Règle générale, les choses ont effectivement décollé lentement au fil de la décennie pour cette filière alors naissante. Aujourd'hui, pas moins de 27 entreprises détiennent un total de 462 permis de recherche ou baux d'exploitation sur plus de 82 500 km2 de territoire, selon les chiffres du ministère des Ressources naturelles et de la Faune (MRNF). Les travaux réalisés par les acteurs du secteur privé ont permis de déterminer que les volumes totaux emprisonnés dans le sous-sol québécois se situeraient entre 10 000 à 25 000 milliards de pieds cubes. Il est aussi possible que ces quantités augmentent avec l'amélioration des techniques d'extraction.
Une ressource qui promet des profits juteux pour les entreprises. Uniquement pour Junex, les ressources récupérables pour l'ensemble de ses permis des basses terres — détenus en partie avec l'entreprise américaine Forest Oil — pourraient avoir une valeur marchande de plus de 15 milliards de dollars, au prix actuel du gaz, soit 4,25 $ le millier de pieds cubes. Un chiffre aussi appelé à gonfler: les prix avaient atteint 14 $ entre 2006 et 2008.
Le retrait de l'État
Mais même si les entreprises ayant acquis des permis d'exploration se sont multipliées au fil de la dernière décennie, l'État ne s'était pas complètement retiré du dossier jusqu'à tout récemment. Encore en 2005, le document de consultation sur «les objectifs et les orientations de la stratégie énergétique» produit par le MRNF stipulait qu'«Hydro-Québec Pétrole et gaz a reçu le mandat du gouvernement du Québec d'évaluer [le potentiel pétrolier et gazier] notamment en procédant à des levés géophysiques et à des forages». Mais cette division de la société d'État a depuis été abolie et plusieurs de ses employés, dont des géologues, travaillent aujourd'hui pour des entreprises actives dans l'exploration.
L'industrie, qui n'a visiblement pas à craindre une éventuelle nationalisation, fait désormais face à une vague de scepticisme grandissante.

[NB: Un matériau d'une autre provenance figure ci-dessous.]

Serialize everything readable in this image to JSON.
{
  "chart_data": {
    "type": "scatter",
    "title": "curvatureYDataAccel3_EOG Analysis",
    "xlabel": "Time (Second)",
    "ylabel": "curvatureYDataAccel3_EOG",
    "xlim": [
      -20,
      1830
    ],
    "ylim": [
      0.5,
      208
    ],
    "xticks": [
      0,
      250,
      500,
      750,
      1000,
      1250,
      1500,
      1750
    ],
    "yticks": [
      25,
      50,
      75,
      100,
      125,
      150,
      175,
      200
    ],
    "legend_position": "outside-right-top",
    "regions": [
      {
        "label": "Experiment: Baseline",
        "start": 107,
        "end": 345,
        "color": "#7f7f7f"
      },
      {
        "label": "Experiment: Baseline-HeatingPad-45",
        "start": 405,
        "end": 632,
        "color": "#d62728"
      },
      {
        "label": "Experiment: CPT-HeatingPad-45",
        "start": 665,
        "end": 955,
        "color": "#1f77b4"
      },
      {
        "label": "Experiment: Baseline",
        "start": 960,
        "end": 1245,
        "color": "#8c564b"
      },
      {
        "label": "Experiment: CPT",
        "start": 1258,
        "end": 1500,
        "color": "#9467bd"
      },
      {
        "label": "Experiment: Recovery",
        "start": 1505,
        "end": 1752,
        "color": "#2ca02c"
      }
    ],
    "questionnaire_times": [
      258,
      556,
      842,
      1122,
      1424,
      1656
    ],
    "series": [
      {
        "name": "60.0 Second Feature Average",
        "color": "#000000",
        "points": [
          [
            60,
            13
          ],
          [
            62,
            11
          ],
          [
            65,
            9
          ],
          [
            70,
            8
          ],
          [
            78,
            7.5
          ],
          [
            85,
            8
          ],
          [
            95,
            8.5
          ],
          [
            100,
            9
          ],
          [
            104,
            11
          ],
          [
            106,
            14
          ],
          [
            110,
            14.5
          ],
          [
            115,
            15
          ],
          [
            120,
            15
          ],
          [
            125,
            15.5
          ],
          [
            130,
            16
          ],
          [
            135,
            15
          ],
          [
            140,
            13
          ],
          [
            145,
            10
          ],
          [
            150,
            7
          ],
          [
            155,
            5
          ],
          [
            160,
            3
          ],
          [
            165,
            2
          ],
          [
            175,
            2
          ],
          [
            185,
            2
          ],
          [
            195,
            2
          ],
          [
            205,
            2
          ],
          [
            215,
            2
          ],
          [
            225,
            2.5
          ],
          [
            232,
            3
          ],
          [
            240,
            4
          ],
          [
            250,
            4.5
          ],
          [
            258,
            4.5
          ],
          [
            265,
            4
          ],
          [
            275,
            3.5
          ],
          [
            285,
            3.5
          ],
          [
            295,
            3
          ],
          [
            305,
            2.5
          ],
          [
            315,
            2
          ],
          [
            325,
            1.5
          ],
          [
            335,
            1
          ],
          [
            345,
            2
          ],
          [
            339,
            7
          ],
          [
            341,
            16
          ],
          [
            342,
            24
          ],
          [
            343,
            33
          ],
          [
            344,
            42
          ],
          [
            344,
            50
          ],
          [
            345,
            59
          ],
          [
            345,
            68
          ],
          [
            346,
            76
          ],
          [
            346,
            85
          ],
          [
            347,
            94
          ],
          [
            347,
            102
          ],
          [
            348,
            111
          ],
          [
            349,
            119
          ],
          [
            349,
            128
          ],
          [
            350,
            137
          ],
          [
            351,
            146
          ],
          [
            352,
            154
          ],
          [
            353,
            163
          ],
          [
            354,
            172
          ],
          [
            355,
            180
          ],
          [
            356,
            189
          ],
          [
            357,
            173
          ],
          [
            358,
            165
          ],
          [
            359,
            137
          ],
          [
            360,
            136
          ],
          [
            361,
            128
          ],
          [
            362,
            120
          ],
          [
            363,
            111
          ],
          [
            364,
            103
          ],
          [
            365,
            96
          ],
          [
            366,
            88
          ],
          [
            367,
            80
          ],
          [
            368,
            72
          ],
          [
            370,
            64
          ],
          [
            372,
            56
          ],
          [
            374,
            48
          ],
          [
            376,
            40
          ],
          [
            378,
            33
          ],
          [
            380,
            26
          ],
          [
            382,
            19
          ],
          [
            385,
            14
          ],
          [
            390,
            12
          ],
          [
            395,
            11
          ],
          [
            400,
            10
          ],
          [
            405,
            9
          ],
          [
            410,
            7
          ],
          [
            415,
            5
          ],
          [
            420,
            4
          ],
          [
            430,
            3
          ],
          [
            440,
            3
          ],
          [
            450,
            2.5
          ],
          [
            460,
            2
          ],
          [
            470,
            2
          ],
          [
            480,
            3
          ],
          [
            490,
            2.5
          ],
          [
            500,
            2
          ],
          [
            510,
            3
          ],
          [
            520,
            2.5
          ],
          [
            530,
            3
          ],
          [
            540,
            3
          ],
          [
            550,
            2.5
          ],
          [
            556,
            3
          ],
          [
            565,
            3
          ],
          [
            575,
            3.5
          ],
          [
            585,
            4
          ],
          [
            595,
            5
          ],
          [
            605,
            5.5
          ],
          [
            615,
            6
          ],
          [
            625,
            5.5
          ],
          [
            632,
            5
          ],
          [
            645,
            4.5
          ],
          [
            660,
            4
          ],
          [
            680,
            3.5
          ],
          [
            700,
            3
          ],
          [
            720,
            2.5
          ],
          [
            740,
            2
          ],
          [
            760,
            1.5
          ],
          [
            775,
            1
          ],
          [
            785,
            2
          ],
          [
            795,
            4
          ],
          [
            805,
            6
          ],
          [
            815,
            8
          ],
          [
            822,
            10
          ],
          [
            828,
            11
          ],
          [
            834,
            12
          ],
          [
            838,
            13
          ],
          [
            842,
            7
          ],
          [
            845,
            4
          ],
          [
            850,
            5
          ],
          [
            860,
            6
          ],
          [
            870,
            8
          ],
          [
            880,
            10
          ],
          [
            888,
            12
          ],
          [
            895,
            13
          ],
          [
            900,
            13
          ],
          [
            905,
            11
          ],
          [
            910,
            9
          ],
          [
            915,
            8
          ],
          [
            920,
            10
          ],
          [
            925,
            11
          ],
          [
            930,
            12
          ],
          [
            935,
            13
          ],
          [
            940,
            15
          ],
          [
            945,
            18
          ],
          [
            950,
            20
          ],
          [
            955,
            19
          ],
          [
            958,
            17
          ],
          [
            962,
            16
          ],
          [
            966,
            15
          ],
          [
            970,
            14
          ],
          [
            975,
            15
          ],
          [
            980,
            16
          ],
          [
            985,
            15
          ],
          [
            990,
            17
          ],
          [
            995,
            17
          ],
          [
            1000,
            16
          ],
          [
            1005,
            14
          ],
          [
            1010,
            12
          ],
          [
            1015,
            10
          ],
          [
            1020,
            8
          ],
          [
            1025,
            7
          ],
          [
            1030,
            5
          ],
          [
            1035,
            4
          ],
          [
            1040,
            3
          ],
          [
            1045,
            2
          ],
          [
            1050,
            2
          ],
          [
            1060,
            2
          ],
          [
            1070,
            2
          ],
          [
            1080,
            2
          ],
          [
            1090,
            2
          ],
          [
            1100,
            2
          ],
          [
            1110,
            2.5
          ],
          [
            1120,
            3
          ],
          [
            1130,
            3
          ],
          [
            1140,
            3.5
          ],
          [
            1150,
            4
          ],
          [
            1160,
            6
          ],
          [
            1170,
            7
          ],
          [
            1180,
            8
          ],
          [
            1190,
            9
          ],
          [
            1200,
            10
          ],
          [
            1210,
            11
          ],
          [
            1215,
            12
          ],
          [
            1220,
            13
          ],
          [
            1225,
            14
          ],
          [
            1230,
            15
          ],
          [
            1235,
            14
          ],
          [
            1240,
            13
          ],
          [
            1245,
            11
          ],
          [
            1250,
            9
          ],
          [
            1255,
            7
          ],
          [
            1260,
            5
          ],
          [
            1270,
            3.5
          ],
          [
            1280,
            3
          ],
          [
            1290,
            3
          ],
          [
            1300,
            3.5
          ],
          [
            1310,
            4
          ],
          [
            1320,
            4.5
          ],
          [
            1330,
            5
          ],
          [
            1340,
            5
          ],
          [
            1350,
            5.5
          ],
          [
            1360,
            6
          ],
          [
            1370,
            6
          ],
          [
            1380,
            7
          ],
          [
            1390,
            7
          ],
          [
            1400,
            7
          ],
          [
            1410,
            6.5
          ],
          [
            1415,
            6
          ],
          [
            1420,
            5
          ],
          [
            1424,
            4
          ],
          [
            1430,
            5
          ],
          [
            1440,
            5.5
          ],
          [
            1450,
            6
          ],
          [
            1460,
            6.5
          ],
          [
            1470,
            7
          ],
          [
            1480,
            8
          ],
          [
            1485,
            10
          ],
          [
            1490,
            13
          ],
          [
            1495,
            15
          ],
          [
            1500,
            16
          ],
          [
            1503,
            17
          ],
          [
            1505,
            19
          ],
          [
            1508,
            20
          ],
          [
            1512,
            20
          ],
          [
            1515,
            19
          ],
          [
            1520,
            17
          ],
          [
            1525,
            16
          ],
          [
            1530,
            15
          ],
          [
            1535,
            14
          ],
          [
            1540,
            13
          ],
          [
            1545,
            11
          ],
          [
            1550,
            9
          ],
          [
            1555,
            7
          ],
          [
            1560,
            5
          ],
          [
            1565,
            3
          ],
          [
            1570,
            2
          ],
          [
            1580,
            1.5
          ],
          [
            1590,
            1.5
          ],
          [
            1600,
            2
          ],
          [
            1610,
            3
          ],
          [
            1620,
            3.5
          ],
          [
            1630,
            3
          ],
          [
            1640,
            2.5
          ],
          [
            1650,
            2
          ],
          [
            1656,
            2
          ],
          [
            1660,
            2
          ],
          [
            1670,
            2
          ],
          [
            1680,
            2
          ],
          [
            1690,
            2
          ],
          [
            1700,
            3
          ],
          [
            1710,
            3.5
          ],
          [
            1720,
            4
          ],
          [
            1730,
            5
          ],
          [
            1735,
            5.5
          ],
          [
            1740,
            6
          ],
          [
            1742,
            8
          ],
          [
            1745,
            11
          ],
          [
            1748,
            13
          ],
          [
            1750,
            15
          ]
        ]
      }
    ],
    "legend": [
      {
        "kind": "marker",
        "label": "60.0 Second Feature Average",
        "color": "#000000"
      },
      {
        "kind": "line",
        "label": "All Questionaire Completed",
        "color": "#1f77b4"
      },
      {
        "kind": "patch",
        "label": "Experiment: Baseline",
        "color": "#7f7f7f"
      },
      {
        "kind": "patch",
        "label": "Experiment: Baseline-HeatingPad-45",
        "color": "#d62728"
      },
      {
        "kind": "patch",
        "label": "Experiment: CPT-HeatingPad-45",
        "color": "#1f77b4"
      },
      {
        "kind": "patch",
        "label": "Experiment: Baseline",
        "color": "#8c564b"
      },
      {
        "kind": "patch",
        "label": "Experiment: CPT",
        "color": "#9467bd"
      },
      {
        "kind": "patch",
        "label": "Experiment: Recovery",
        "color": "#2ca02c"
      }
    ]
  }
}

L'APGQ a d'ailleurs dû avoir recours aux services du cabinet de relations publiques National pour gérer ses communications. Même le gouvernement Charest, qui promettait pour cet automne un projet de loi pour encadrer l'exploration et l'exploitation des hydrocarbures, a été forcé d'associer le Bureau d'audiences publiques sur l'environnement au dossier. Un exercice décrié pour l'étroitesse du mandat qui lui a été octroyé. Malgré cela, on prévoit une exploitation à grande échelle en 2014. Certains, dont Gaz Métro (lire l'entrevue de sa présidente en page B1), saluent déjà l'arrivée de ces ressources de gaz. On évoque même la possibilité d'en exporter une partie, peut-être par bateau. À partir du port méthanier de Rabaska?